L’année 1791 voit la contestation se radicaliser. La confiscation de la révolution par une classe bourgeoise qui compte ne diriger que dans l’intérêt des plus riches apparaît de plus en plus comme une évidence. A de nombreuses reprises, Robespierre, alors député de l’Assemblée constituante, montera à la tribune pour dénoncer l’hypocrisie de cette classe dirigeante. Les principes de liberté et d’égalité ont été décrétés. Mais si liberté il y a, pourquoi l’esclavage n’a-t-il pas été aboli ? Une question qui dérange le puissant lobby colonial, dont le numéro un est Lafayette. Si tous les citoyens sont égaux en droits, pourquoi la nation est-elle divisée en citoyens actifs, pouvant voter, et citoyens passifs, ne le pouvant pas ? L’appartenance à l’une ou à l’autre catégorie étant déterminée par le niveau d’impôt qui est payé. Il en va de même pour la Garde nationale, où seuls les citoyens actifs peuvent entrer. Intolérable pour Robespierre qui, dans ses discours, affirme que la Garde nationale doit être la nation entière armée pour défendre les droits de tous ; autrement ils sont les prétoriens de la classe au pouvoir. Une affirmation qui prendra tout son sens le 17 juillet 1791.
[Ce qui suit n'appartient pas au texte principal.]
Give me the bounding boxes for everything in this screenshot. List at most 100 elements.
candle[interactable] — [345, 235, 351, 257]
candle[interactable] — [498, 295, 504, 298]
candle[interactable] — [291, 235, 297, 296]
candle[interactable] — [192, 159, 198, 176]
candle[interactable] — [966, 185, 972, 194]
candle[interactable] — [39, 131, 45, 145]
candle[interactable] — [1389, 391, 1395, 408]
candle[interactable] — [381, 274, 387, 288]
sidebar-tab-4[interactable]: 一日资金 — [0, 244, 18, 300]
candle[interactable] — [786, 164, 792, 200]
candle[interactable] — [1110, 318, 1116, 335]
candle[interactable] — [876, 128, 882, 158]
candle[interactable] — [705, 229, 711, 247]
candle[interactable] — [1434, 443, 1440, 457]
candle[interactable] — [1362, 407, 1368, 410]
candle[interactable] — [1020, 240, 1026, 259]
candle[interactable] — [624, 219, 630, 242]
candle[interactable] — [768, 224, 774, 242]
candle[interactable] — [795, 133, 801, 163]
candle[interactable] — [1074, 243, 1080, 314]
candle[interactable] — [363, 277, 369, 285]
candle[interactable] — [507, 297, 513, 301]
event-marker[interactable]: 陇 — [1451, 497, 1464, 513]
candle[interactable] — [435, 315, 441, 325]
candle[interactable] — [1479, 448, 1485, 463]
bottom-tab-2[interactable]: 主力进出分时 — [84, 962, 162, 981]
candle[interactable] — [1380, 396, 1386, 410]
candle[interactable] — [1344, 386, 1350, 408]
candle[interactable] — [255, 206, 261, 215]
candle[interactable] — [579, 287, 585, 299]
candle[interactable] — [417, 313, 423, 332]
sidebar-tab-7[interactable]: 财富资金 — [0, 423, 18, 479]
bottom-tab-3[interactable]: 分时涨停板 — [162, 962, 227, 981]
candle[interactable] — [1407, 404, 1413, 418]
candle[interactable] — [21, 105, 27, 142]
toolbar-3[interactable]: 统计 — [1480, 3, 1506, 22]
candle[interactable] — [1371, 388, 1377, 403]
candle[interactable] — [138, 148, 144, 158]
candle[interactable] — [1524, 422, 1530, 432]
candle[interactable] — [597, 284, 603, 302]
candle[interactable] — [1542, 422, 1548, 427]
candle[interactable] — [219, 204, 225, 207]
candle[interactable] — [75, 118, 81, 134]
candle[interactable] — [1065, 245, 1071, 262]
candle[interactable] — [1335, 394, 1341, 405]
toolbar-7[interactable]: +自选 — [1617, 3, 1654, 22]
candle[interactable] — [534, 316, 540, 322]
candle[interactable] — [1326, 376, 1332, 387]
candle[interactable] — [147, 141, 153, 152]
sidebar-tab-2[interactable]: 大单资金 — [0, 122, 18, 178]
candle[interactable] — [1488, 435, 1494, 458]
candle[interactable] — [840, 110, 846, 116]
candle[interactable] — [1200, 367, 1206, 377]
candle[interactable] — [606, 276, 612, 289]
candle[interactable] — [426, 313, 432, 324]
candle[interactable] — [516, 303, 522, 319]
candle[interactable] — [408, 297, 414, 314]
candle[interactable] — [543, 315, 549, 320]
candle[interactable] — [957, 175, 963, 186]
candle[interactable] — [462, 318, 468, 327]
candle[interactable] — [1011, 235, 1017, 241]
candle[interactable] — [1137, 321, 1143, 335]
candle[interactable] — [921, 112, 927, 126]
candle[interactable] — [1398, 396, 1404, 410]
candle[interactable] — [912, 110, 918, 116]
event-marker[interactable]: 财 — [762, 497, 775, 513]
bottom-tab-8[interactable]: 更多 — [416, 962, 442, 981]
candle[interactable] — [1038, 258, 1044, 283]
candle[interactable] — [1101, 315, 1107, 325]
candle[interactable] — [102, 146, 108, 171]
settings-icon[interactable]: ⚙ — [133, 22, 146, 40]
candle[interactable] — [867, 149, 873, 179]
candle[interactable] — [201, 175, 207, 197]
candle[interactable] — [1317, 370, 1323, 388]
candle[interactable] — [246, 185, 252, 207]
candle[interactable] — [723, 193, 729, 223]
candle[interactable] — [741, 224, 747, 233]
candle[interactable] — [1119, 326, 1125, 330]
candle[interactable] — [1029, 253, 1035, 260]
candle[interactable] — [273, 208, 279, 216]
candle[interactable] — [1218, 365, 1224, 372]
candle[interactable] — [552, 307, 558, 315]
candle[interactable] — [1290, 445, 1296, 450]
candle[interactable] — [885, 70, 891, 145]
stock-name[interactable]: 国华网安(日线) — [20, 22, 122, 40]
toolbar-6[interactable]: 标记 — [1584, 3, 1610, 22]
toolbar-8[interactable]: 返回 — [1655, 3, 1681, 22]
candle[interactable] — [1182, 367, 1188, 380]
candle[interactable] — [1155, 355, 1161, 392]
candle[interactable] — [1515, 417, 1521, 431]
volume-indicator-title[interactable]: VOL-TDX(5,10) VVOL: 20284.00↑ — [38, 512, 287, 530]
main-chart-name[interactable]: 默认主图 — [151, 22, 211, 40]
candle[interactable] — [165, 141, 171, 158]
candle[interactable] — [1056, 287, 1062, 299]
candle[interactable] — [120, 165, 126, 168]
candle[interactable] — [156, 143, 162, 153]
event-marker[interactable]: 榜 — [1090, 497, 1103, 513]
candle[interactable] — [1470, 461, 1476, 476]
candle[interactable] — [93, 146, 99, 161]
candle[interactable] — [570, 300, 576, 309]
Après le célèbre épisode de la fuite de Louis XVI à Varennes en juin 1791, les dirigeants sont divisés : rétablir le roi, ou lui substituer un régent ? L’Assemblée finira par rétablir Louis XVI, prétendant à un enlèvement par des émigrés, un mensonge auquel personne ne croit.
La France d’alors voit fleurir les sociétés populaires, et les clubs politiques, de véritables espace de débats, de discussions, beaucoup plus ouverts que les assemblées élues. L’un des plus radicaux s’avère être le club des Cordeliers, qui verra passer de grands noms de la révolution, tel que Jean-Paul Marat. Entre rétablissement ou destitution de Louis XVI, les cordeliers souhaitent proposer à l’ensemble des citoyens de Paris une troisième solution: la fin de la monarchie. Le mot « république » fait alors trembler les constituants. Si, à notre époque, la bourgeoisie exploitante s’est parfaitement accommodée à cette forme de gouvernement, en parler en 1791 revenait à remettre en cause toute l’organisation sociale d’alors.
Mais les cordeliers n’ont pas d’élus, et les citoyens passifs, très majoritaires, ne peuvent prendre la parole devant l’Assemblée pour exposer leur vision. Alors, un autre moyen sera trouvé, bien pire, aux yeux des nantis, qu’une intervention contestatrice à la tribune. Les cordeliers vont appeler, ce 17 juillet, à un rassemblement sur le Champ de Mars. Tous ceux et toutes celles qui s’y rendront pourront alors signer une pétition exigeant la déchéance du roi, et l’établissement d’une république. Quelle idée répugnante pour les dirigeants de la constituante, qu’une ligne politique puisse être portée et débattue par le peuple, sortant du cadre hermétique de l’Assemblée, où l’on se retrouve entre bonnes gens.
La réponse ne se fait pas attendre : la loi martiale est votée, et la Garde nationale, commandée par Lafayette, tirera sans sommation sur les Parisiens rassemblés au Champ de Mars. Impossible de savoir combien de personnes ont réellement été tuées, peut être plusieurs centaines, peut être plusieurs milliers.
C’est de ce massacre qu’émerge finalement la première monarchie constitutionnelle que connait la France, donnant le pouvoir uniquement aux plus riches, et tenant les prolétaires à bonne distance des affaires.
Une simple pétition a valu au peuple un massacre ; désormais les choses sont claires, le pouvoir ne peut être pris que par les armes. Une leçon chèrement payée, mais mise en pratique un an plus tard, quand le peuple de Paris mettra fin par les armes à la monarchie, prenant la place qui lui était jusque là refusée.